4

i want to combine apscheduler with scrapy.but my code is wrong. How should i modify it?

settings = get_project_settings()
configure_logging(settings)
runner = CrawlerRunner(settings)

@defer.inlineCallbacks
def crawl():
    reactor.run()
    yield runner.crawl(Jobaispider)#this is my spider
    yield runner.crawl(Jobpythonspider)#this is my spider
    reactor.stop()

sched = BlockingScheduler()
sched.add_job(crawl, 'date', run_date=datetime(2018, 12, 4, 10, 45, 10))
sched.start()

Error:builtins.ValueError: signal only works in main thread

馮推宇
  • 121
  • 1
  • 1
  • 3

1 Answers1

0

This question has been answered in good detail here: How to integrate Flask & Scrapy? where it covers a variety of usecases and ideas. I also found one of the links in that thread very useful: https://github.com/notoriousno/scrapy-flask

To answer your question more directly, try this out.
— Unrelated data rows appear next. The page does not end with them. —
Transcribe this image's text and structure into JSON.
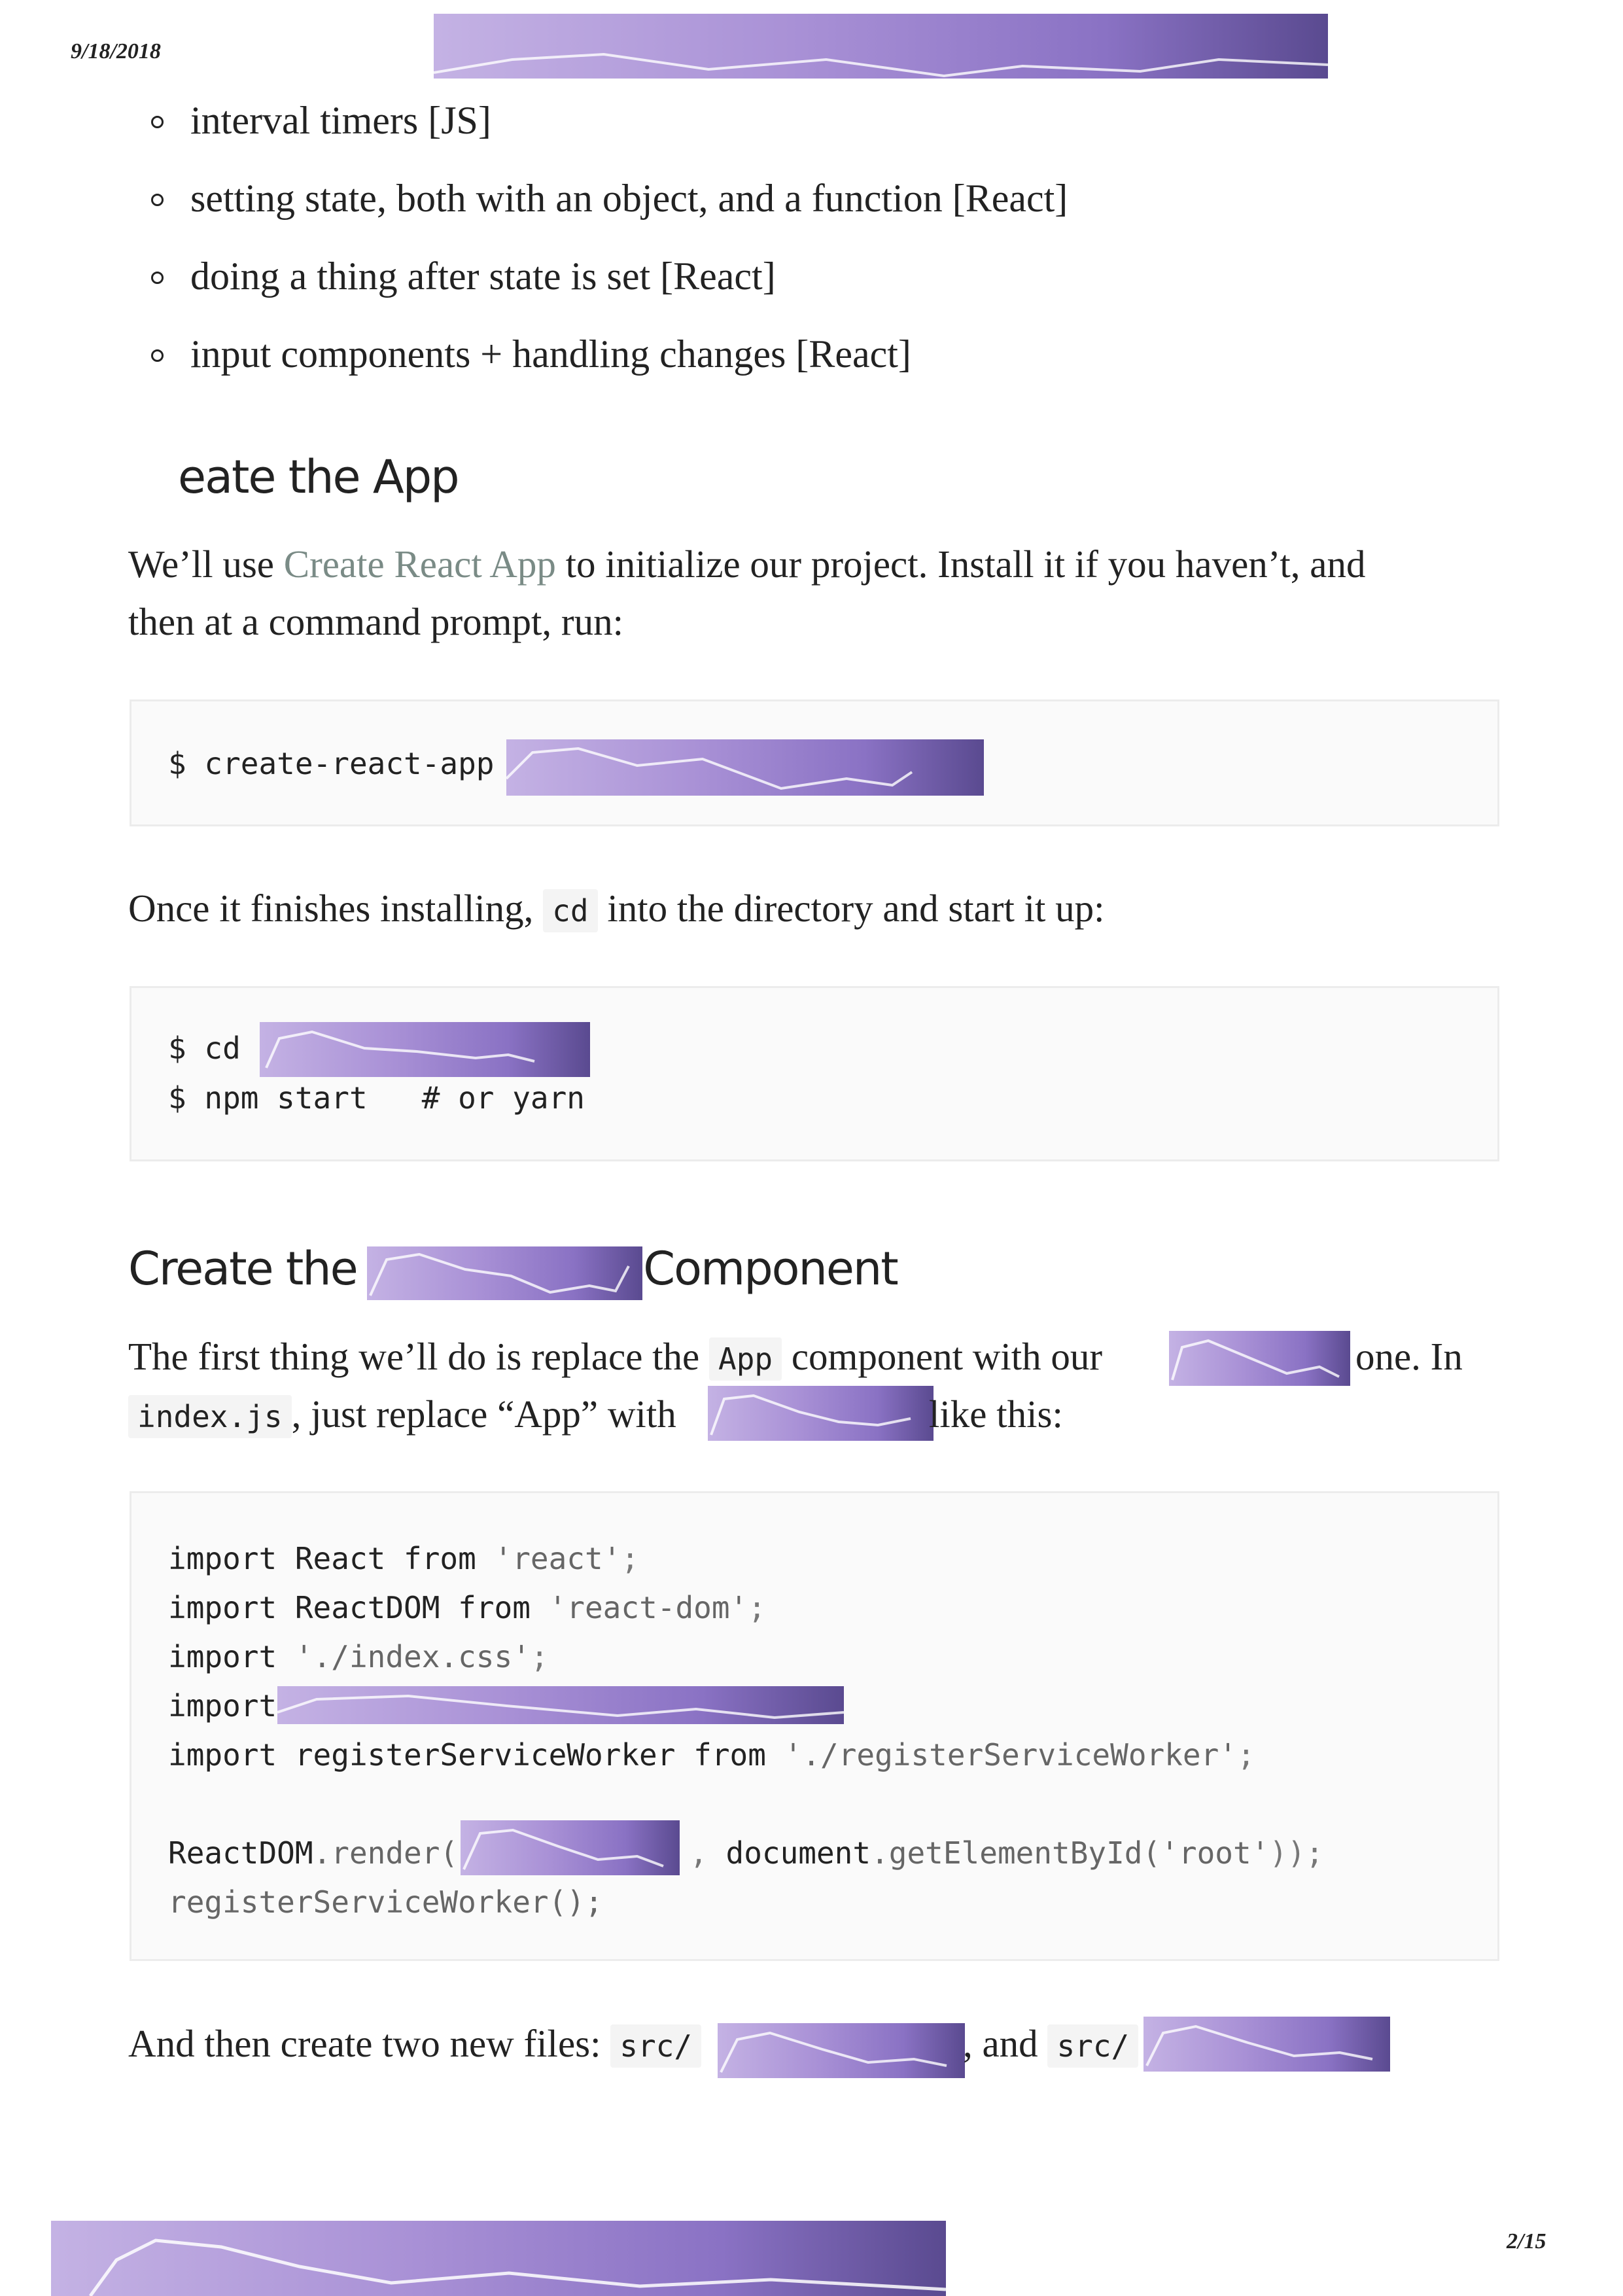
{
  "header": {
    "date": "9/18/2018"
  },
  "footer": {
    "page": "2/15"
  },
  "bullets": [
    "interval timers [JS]",
    "setting state, both with an object, and a function [React]",
    "doing a thing after state is set [React]",
    "input components + handling changes [React]"
  ],
  "section1": {
    "heading": "eate the App",
    "p1_before": "We’ll use ",
    "p1_link": "Create React App",
    "p1_after": " to initialize our project. Install it if you haven’t, and",
    "p1_line2": "then at a command prompt, run:"
  },
  "code1": {
    "prompt": "$ create-react-app "
  },
  "p2": {
    "before": "Once it finishes installing, ",
    "code": "cd",
    "after": " into the directory and start it up:"
  },
  "code2": {
    "line1": "$ cd ",
    "line2": "$ npm start   # or yarn"
  },
  "section2": {
    "heading_before": "Create the ",
    "heading_after": "e Component",
    "p1_before": "The first thing we’ll do is replace the ",
    "p1_code": "App",
    "p1_mid": " component with our ",
    "p1_after": " one. In",
    "p2_code": "index.js",
    "p2_mid": ", just replace “App” with ",
    "p2_after": " like this:"
  },
  "code3": {
    "l1_kw": "import",
    "l1_name": " React ",
    "l1_from": "from",
    "l1_str": " 'react'",
    "l1_end": ";",
    "l2_kw": "import",
    "l2_name": " ReactDOM ",
    "l2_from": "from",
    "l2_str": " 'react-dom'",
    "l2_end": ";",
    "l3_kw": "import",
    "l3_str": " './index.css'",
    "l3_end": ";",
    "l4_kw": "import",
    "l5_kw": "import",
    "l5_name": " registerServiceWorker ",
    "l5_from": "from",
    "l5_str": " './registerServiceWorker'",
    "l5_end": ";",
    "l6_a": "ReactDOM",
    "l6_b": ".render(",
    "l6_c": ", ",
    "l6_d": "document",
    "l6_e": ".getElementById(",
    "l6_f": "'root'",
    "l6_g": "));",
    "l7": "registerServiceWorker();"
  },
  "p3": {
    "before": "And then create two new files: ",
    "code1": "src/",
    "mid": ", and ",
    "code2": "src/"
  }
}
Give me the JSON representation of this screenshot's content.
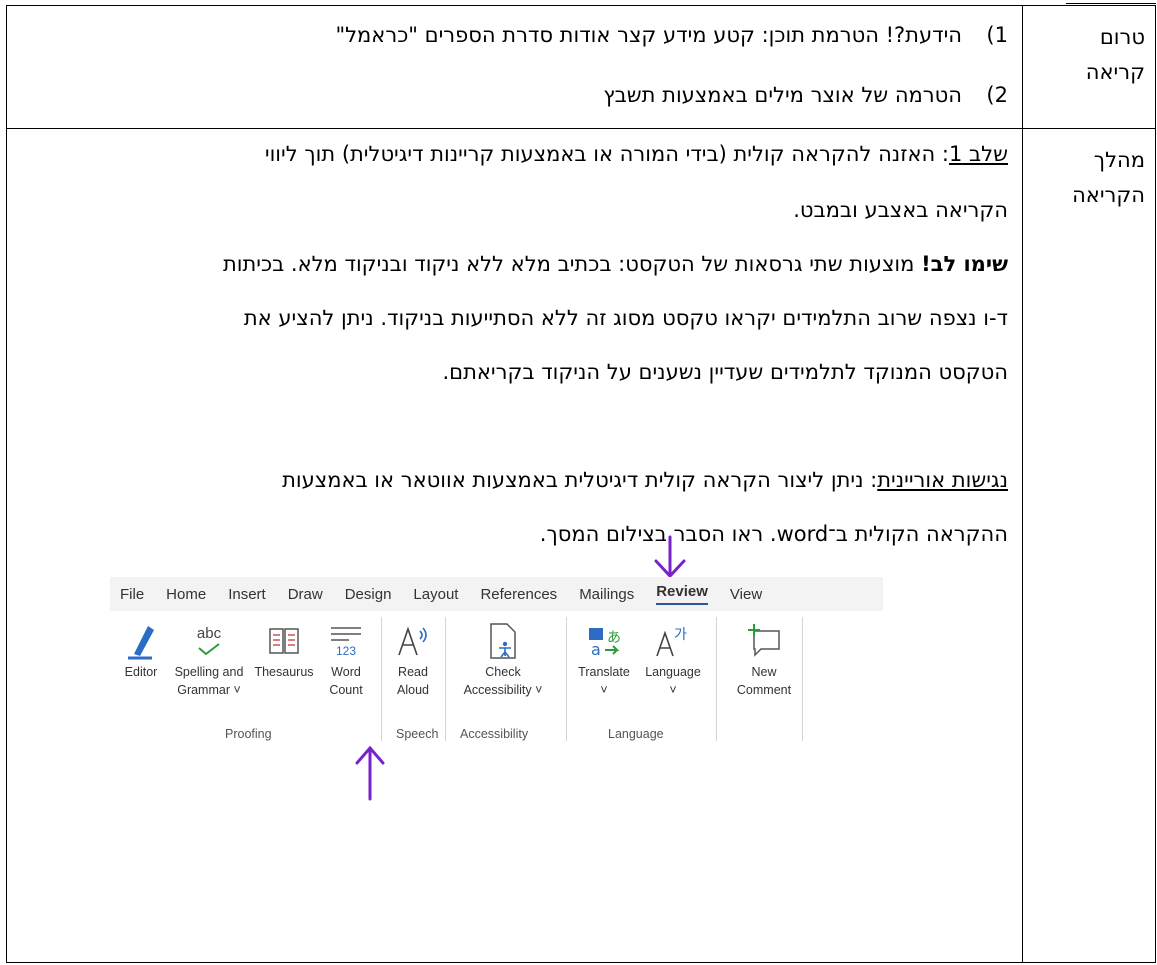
{
  "rows": [
    {
      "label": [
        "טרום",
        "קריאה"
      ],
      "items": [
        {
          "num": "1)",
          "text": "הידעת?! הטרמת תוכן: קטע מידע קצר אודות סדרת הספרים \"כראמל\""
        },
        {
          "num": "2)",
          "text": "הטרמה של אוצר מילים באמצעות תשבץ"
        }
      ]
    },
    {
      "label": [
        "מהלך",
        "הקריאה"
      ],
      "step1_label": "שלב 1",
      "step1_rest_line1": ":  האזנה להקראה קולית (בידי המורה או באמצעות קריינות דיגיטלית) תוך ליווי",
      "step1_line2": "הקריאה באצבע ובמבט.",
      "note_bold": "שימו לב!",
      "note_line1": " מוצעות שתי גרסאות של הטקסט: בכתיב מלא ללא ניקוד ובניקוד מלא. בכיתות",
      "note_line2": "ד-ו נצפה שרוב התלמידים יקראו טקסט מסוג זה ללא הסתייעות בניקוד. ניתן להציע את",
      "note_line3": "הטקסט המנוקד לתלמידים שעדיין נשענים על הניקוד בקריאתם.",
      "access_label": "נגישות אוריינית",
      "access_line1": ": ניתן ליצור הקראה קולית דיגיטלית באמצעות אווטאר או באמצעות",
      "access_line2": "ההקראה הקולית ב־word. ראו הסבר בצילום המסך."
    }
  ],
  "ribbon": {
    "tabs": [
      "File",
      "Home",
      "Insert",
      "Draw",
      "Design",
      "Layout",
      "References",
      "Mailings",
      "Review",
      "View"
    ],
    "active_tab": "Review",
    "tools": {
      "editor": "Editor",
      "spelling_1": "Spelling and",
      "spelling_2": "Grammar ˅",
      "spelling_icon_text": "abc",
      "thesaurus": "Thesaurus",
      "wordcount_1": "Word",
      "wordcount_2": "Count",
      "wordcount_icon_text": "123",
      "readaloud_1": "Read",
      "readaloud_2": "Aloud",
      "access_1": "Check",
      "access_2": "Accessibility ˅",
      "translate_1": "Translate",
      "translate_2": "˅",
      "language_1": "Language",
      "language_2": "˅",
      "comment_1": "New",
      "comment_2": "Comment"
    },
    "groups": {
      "proofing": "Proofing",
      "speech": "Speech",
      "accessibility": "Accessibility",
      "language": "Language"
    },
    "accent_color": "#2b579a",
    "annotation_color": "#7a22c9"
  }
}
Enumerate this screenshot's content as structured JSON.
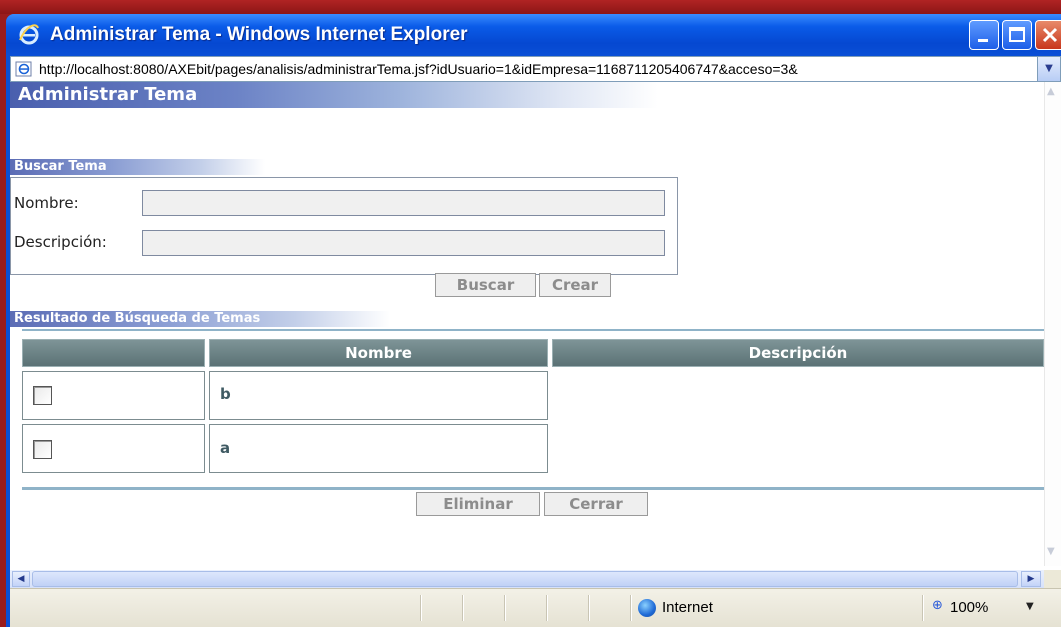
{
  "window": {
    "title": "Administrar Tema - Windows Internet Explorer",
    "address": "http://localhost:8080/AXEbit/pages/analisis/administrarTema.jsf?idUsuario=1&idEmpresa=1168711205406747&acceso=3&"
  },
  "page": {
    "title": "Administrar Tema",
    "search_section": {
      "title": "Buscar Tema",
      "nombre_label": "Nombre:",
      "nombre_value": "",
      "descripcion_label": "Descripción:",
      "descripcion_value": "",
      "buscar_label": "Buscar",
      "crear_label": "Crear"
    },
    "results_section": {
      "title": "Resultado de Búsqueda de Temas",
      "columns": [
        "",
        "Nombre",
        "Descripción"
      ],
      "rows": [
        {
          "checked": false,
          "nombre": "b",
          "descripcion": ""
        },
        {
          "checked": false,
          "nombre": "a",
          "descripcion": ""
        }
      ],
      "eliminar_label": "Eliminar",
      "cerrar_label": "Cerrar"
    }
  },
  "statusbar": {
    "zone": "Internet",
    "zoom": "100%"
  },
  "colors": {
    "titlebar": "#0a4fd6",
    "header_gradient_start": "#4a5fae",
    "table_header": "#6b8285",
    "cell_text": "#3f5a63"
  }
}
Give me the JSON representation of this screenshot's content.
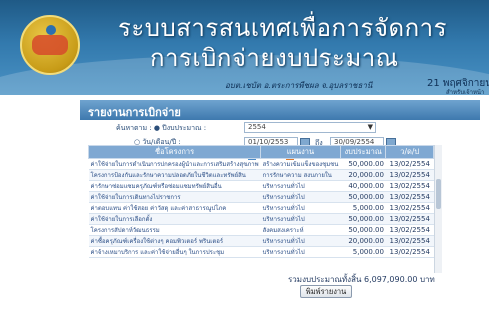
{
  "header": {
    "title_line1": "ระบบสารสนเทศเพื่อการจัดการ",
    "title_line2": "การเบิกจ่ายงบประมาณ",
    "user": "อบต.เชบัต อ.ตระการพืชผล จ.อุบลราชธานี",
    "date": "21 พฤศจิกายน 25",
    "sub": "สำหรับเจ้าหน้า"
  },
  "report": {
    "title": "รายงานการเบิกจ่าย",
    "filter": {
      "year_label": "ค้นหาตาม : ● ปีงบประมาณ :",
      "year_value": "2554",
      "date_label": "○ วัน/เดือน/ปี :",
      "date_from": "01/10/2553",
      "to_label": "ถึง",
      "date_to": "30/09/2554"
    },
    "ok_label": "ตกลง",
    "clear_label": "ยกเลิก",
    "columns": [
      "ชื่อโครงการ",
      "แผนงาน",
      "งบประมาณ",
      "ว/ด/ป"
    ],
    "rows": [
      {
        "name": "ค่าใช้จ่ายในการดำเนินการปกครองผู้นำและการเสริมสร้างสุขภาพ",
        "plan": "สร้างความเข้มแข็งของชุมชน",
        "amount": "50,000.00",
        "date": "13/02/2554"
      },
      {
        "name": "โครงการป้องกันและรักษาความปลอดภัยในชีวิตและทรัพย์สิน",
        "plan": "การรักษาความ สงบภายใน",
        "amount": "20,000.00",
        "date": "13/02/2554"
      },
      {
        "name": "ค่ารักษาซ่อมแซมครุภัณฑ์หรือซ่อมแซมทรัพย์สินอื่น",
        "plan": "บริหารงานทั่วไป",
        "amount": "40,000.00",
        "date": "13/02/2554"
      },
      {
        "name": "ค่าใช้จ่ายในการเดินทางไปราชการ",
        "plan": "บริหารงานทั่วไป",
        "amount": "50,000.00",
        "date": "13/02/2554"
      },
      {
        "name": "ค่าตอบแทน ค่าใช้สอย ค่าวัสดุ และค่าสาธารณูปโภค",
        "plan": "บริหารงานทั่วไป",
        "amount": "5,000.00",
        "date": "13/02/2554"
      },
      {
        "name": "ค่าใช้จ่ายในการเลือกตั้ง",
        "plan": "บริหารงานทั่วไป",
        "amount": "50,000.00",
        "date": "13/02/2554"
      },
      {
        "name": "โครงการสัปดาห์วัฒนธรรม",
        "plan": "สังคมสงเคราะห์",
        "amount": "50,000.00",
        "date": "13/02/2554"
      },
      {
        "name": "ค่าซื้อครุภัณฑ์เครื่องใช้ต่างๆ คอมพิวเตอร์ พรินเตอร์",
        "plan": "บริหารงานทั่วไป",
        "amount": "20,000.00",
        "date": "13/02/2554"
      },
      {
        "name": "ค่าจ้างเหมาบริการ และค่าใช้จ่ายอื่นๆ ในการประชุม",
        "plan": "บริหารงานทั่วไป",
        "amount": "5,000.00",
        "date": "13/02/2554"
      }
    ],
    "total_text": "รวมงบประมาณทั้งสิ้น 6,097,090.00 บาท",
    "print_label": "พิมพ์รายงาน"
  },
  "colors": {
    "header_top": "#1f5a86",
    "panel_head": "#3e79ae",
    "table_head": "#7fa8d2"
  },
  "icons": [
    "emblem-logo",
    "calendar-icon",
    "check-icon",
    "cancel-icon"
  ]
}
It uses the solution from the above two links, in particular, it uses the crochet library.

import crochet
crochet.setup()

settings = get_project_settings()
configure_logging(settings)
runner = CrawlerRunner(settings)

# Note: Removing defer here for the example
#@defer.inlineCallbacks

@crochet.run_in_reactor
def crawl():
    runner.crawl(Jobaispider)#this is my spider
    runner.crawl(Jobpythonspider)#this is my spider

sched = BlockingScheduler()
sched.add_job(crawl, 'date', run_date=datetime(2018, 12, 4, 10, 45, 10))
sched.start()
Raghuveer
  • 1,737
  • 20
  • 27